Q&A: The Path to Clean Data

2014 ACM A.M. Turing Award Recipient Michael Stonebraker

A serial entrepreneur long before the term became commonplace—and a data geek before the age of big data—ACM A.M. Turing Award recipient Michael Stonebraker pioneered techniques that were not just crucial to making relational databases a reality, but that continue to be used in almost all modern systems. Stonebraker spent the first 30 years of his career at the University of California at Berkeley, where he helped develop the still-popular Ingres relational database management system (DBMS) and the object-relational DBMS PostgreSQL (or Postgres). Since 2001, he has served as an adjunct professor at the Massachusetts Institute of Technology (MIT), while forming a total of six start-ups in 14 years around innovations like stream processing and column stores. Here, he looks back at a few career highlights and forward to the future of database systems.

You graduated from Princeton in 1965 and have said that you only went to graduate school to avoid being sent to Vietnam.

Have you heard of the TV show “Route 66,” about two guys who drive around the country and have interesting experiences finding themselves? That’s what I wanted to do when I graduated college, but that was not an option because of the Selective Service System. So I went to the University of Michigan to sit out the war.

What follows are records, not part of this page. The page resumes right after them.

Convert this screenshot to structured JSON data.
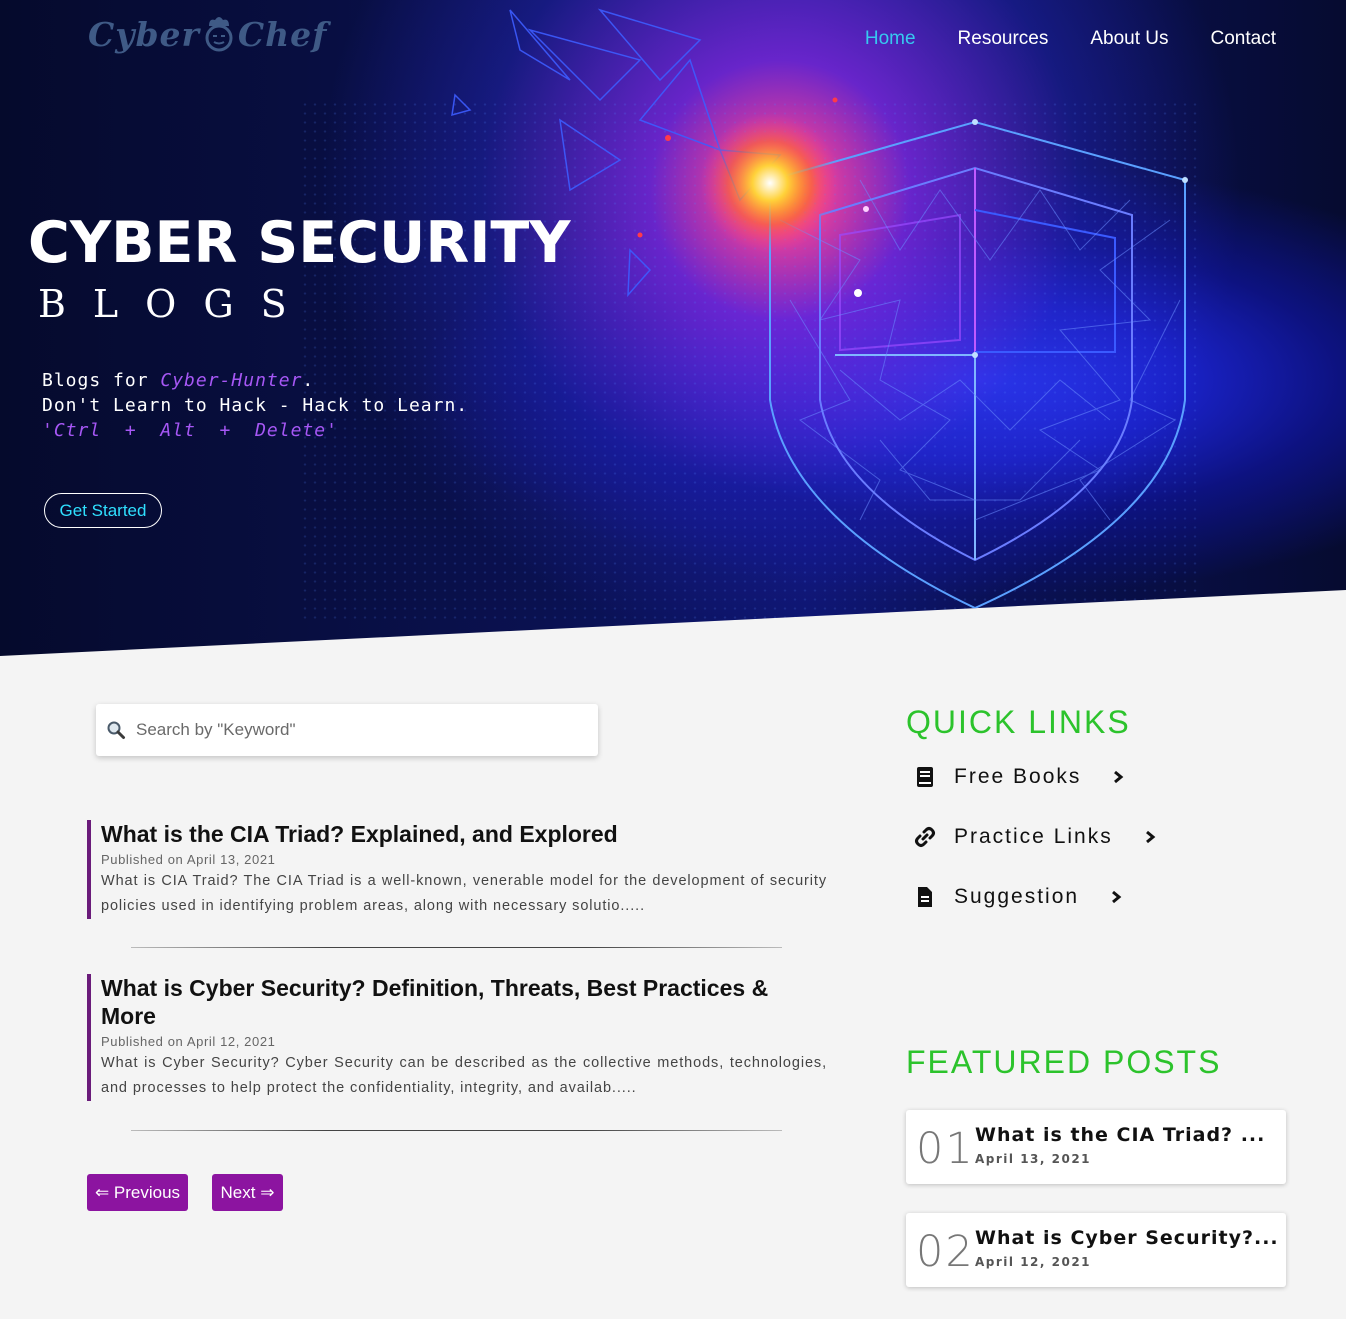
{
  "brand": {
    "logo_left": "Cyber",
    "logo_right": "Chef"
  },
  "nav": {
    "items": [
      {
        "label": "Home",
        "active": true
      },
      {
        "label": "Resources",
        "active": false
      },
      {
        "label": "About Us",
        "active": false
      },
      {
        "label": "Contact",
        "active": false
      }
    ]
  },
  "hero": {
    "title": "CYBER SECURITY",
    "subtitle": "BLOGS",
    "line1_prefix": "Blogs for ",
    "line1_highlight": "Cyber-Hunter",
    "line1_suffix": ".",
    "line2": "Don't Learn to Hack - Hack to Learn.",
    "line3": "'Ctrl  +  Alt  +  Delete'",
    "cta": "Get Started"
  },
  "search": {
    "placeholder": "Search by \"Keyword\""
  },
  "posts": [
    {
      "title": "What is the CIA Triad? Explained, and Explored",
      "date": "Published on April 13, 2021",
      "excerpt": "What is CIA Traid? The CIA Triad is a well-known, venerable model for the development of security policies used in identifying problem areas, along with necessary solutio....."
    },
    {
      "title": "What is Cyber Security? Definition, Threats, Best Practices & More",
      "date": "Published on April 12, 2021",
      "excerpt": "What is Cyber Security? Cyber Security can be described as the collective methods, technologies, and processes to help protect the confidentiality, integrity, and availab....."
    }
  ],
  "pagination": {
    "previous": "⇐ Previous",
    "next": "Next ⇒"
  },
  "quick_links": {
    "heading": "QUICK LINKS",
    "items": [
      {
        "label": "Free Books",
        "icon": "book-icon"
      },
      {
        "label": "Practice Links",
        "icon": "link-icon"
      },
      {
        "label": "Suggestion",
        "icon": "document-icon"
      }
    ]
  },
  "featured": {
    "heading": "FEATURED POSTS",
    "items": [
      {
        "num": "01",
        "title": "What is the CIA Triad? ...",
        "date": "April 13, 2021"
      },
      {
        "num": "02",
        "title": "What is Cyber Security?...",
        "date": "April 12, 2021"
      }
    ]
  },
  "colors": {
    "accent_purple": "#8c14a0",
    "heading_green": "#2cc32c",
    "nav_active": "#37c8f0"
  }
}
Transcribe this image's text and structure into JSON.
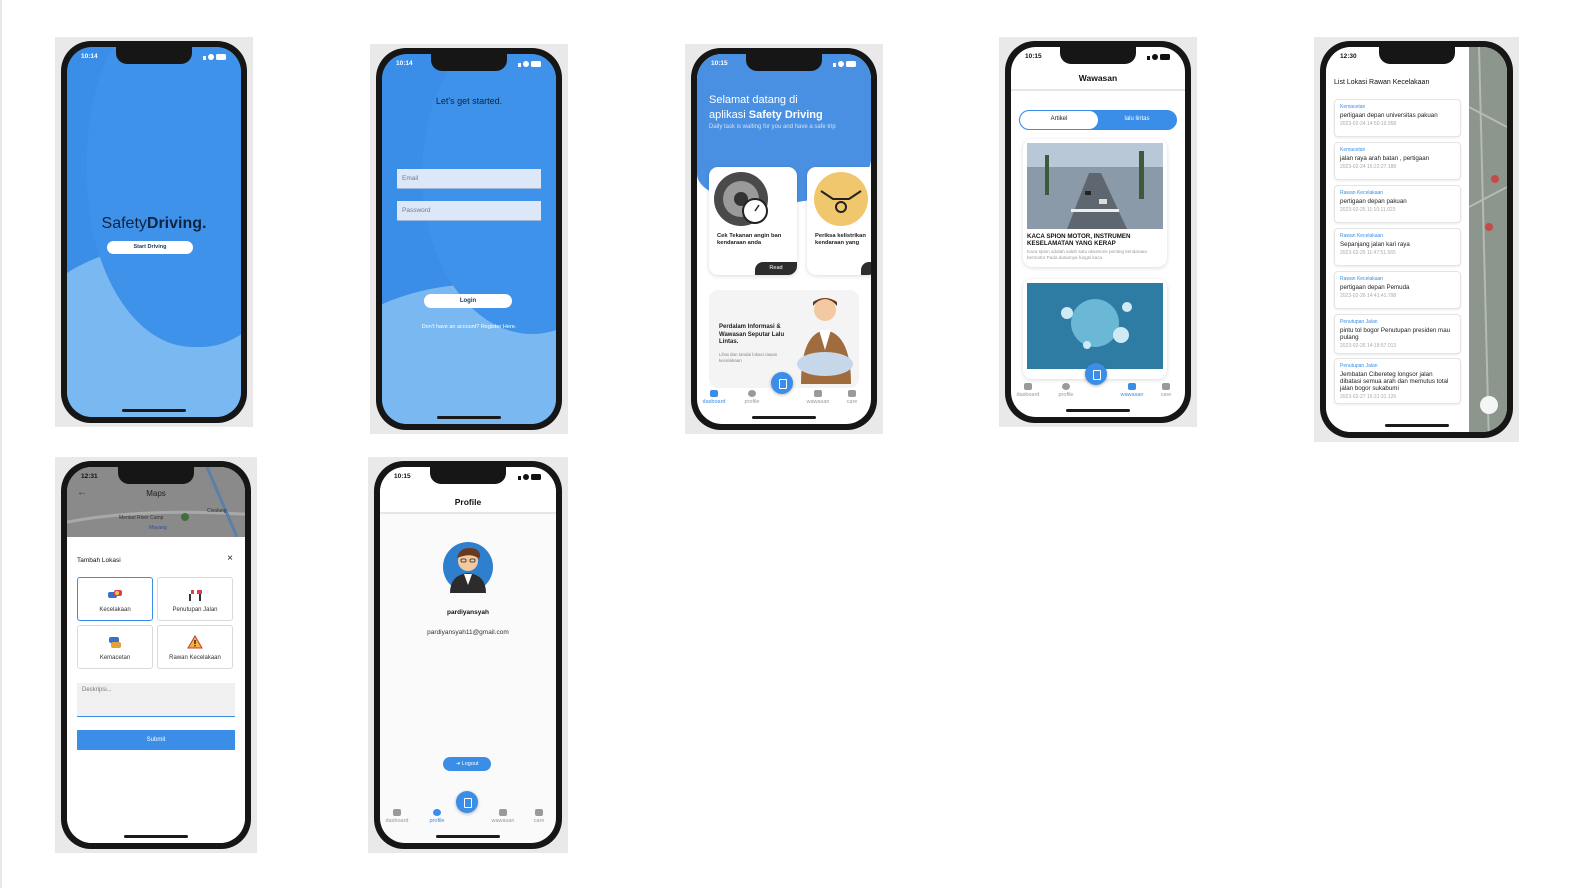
{
  "screens": {
    "splash": {
      "time": "10:14",
      "brand_light": "Safety",
      "brand_bold": "Driving.",
      "start_button": "Start Driving"
    },
    "login": {
      "time": "10:14",
      "heading": "Let's get started.",
      "email_placeholder": "Email",
      "password_placeholder": "Password",
      "login_button": "Login",
      "register_text": "Don't have an account? Register Here."
    },
    "dashboard": {
      "time": "10:15",
      "welcome_line1": "Selamat datang di",
      "welcome_line2_prefix": "aplikasi ",
      "welcome_line2_bold": "Safety Driving",
      "tagline": "Daily task is waiting for you and have a safe trip",
      "card1_text": "Cek Tekanan angin ban kendaraan anda",
      "card1_button": "Read",
      "card2_text": "Periksa kelistrikan kendaraan yang",
      "info_title": "Perdalam Informasi & Wawasan Seputar Lalu Lintas.",
      "info_sub": "Lihat dan tandai lokasi rawan kecelakaan",
      "nav": [
        "dasboard",
        "profile",
        "wawasan",
        "care"
      ]
    },
    "wawasan": {
      "time": "10:15",
      "title": "Wawasan",
      "tab_artikel": "Artikel",
      "tab_lalu_lintas": "lalu lintas",
      "article1_title": "KACA SPION MOTOR, INSTRUMEN KESELAMATAN YANG KERAP",
      "article1_excerpt": "Kaca spion adalah salah satu aksesoris penting kendaraan bermotor Pada dasarnya fungsi kaca",
      "nav": [
        "dasboard",
        "profile",
        "wawasan",
        "care"
      ]
    },
    "list": {
      "time": "12:30",
      "title": "List Lokasi Rawan Kecelakaan",
      "items": [
        {
          "category": "Kemacetan",
          "name": "perligaan depan universitas pakuan",
          "date": "2023-02-24 14:50:19.958"
        },
        {
          "category": "Kemacetan",
          "name": "jalan raya arah batan , pertigaan",
          "date": "2023-02-24 15:22:27.188"
        },
        {
          "category": "Rawan Kecelakaan",
          "name": "pertigaan depan pakuan",
          "date": "2023-02-25 11:10:11.023"
        },
        {
          "category": "Rawan Kecelakaan",
          "name": "Sepanjang jalan kari raya",
          "date": "2023-02-25 11:47:51.565"
        },
        {
          "category": "Rawan Kecelakaan",
          "name": "pertigaan depan Pemuda",
          "date": "2023-02-26 14:41:41.798"
        },
        {
          "category": "Penutupan Jalan",
          "name": "pintu tol bogor Penutupan presiden mau pulang",
          "date": "2023-02-26 14:18:57.013"
        },
        {
          "category": "Penutupan Jalan",
          "name": "Jembatan Cibereteg longsor jalan dibatasi semua arah dan memutus total jalan bogor sukabumi",
          "date": "2023-02-27 16:31:31.126"
        }
      ]
    },
    "maps": {
      "time": "12:31",
      "title": "Maps",
      "map_label1": "Mentari River Camp",
      "map_label2": "Mayang",
      "map_label3": "Cisalang",
      "sheet_title": "Tambah Lokasi",
      "options": [
        "Kecelakaan",
        "Penutupan Jalan",
        "Kemacetan",
        "Rawan Kecelakaan"
      ],
      "description_placeholder": "Deskripsi...",
      "submit_button": "Submit"
    },
    "profile": {
      "time": "10:15",
      "title": "Profile",
      "username": "pardiyansyah",
      "email": "pardiyansyah11@gmail.com",
      "logout_button": "Logout",
      "nav": [
        "dasboard",
        "profile",
        "wawasan",
        "care"
      ]
    }
  },
  "colors": {
    "primary_blue": "#3a8ee8",
    "light_blue": "#6fb0ee",
    "dark_frame": "#161616"
  }
}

From there, you went to Berkeley and began your groundbreaking work on database management systems.

I was hired by Berkeley with the idea that I was going to do urban engineering—using analytic techniques to tell people where to put fire stations and so on. But it became clear that getting clean data was agony. I had a mentor, Eugene Wong, who suggested that we look at database management, so we read Ted Codd’s pioneering paper.

You refer to the 1970 Communications paper that first formulated the relational model for database management.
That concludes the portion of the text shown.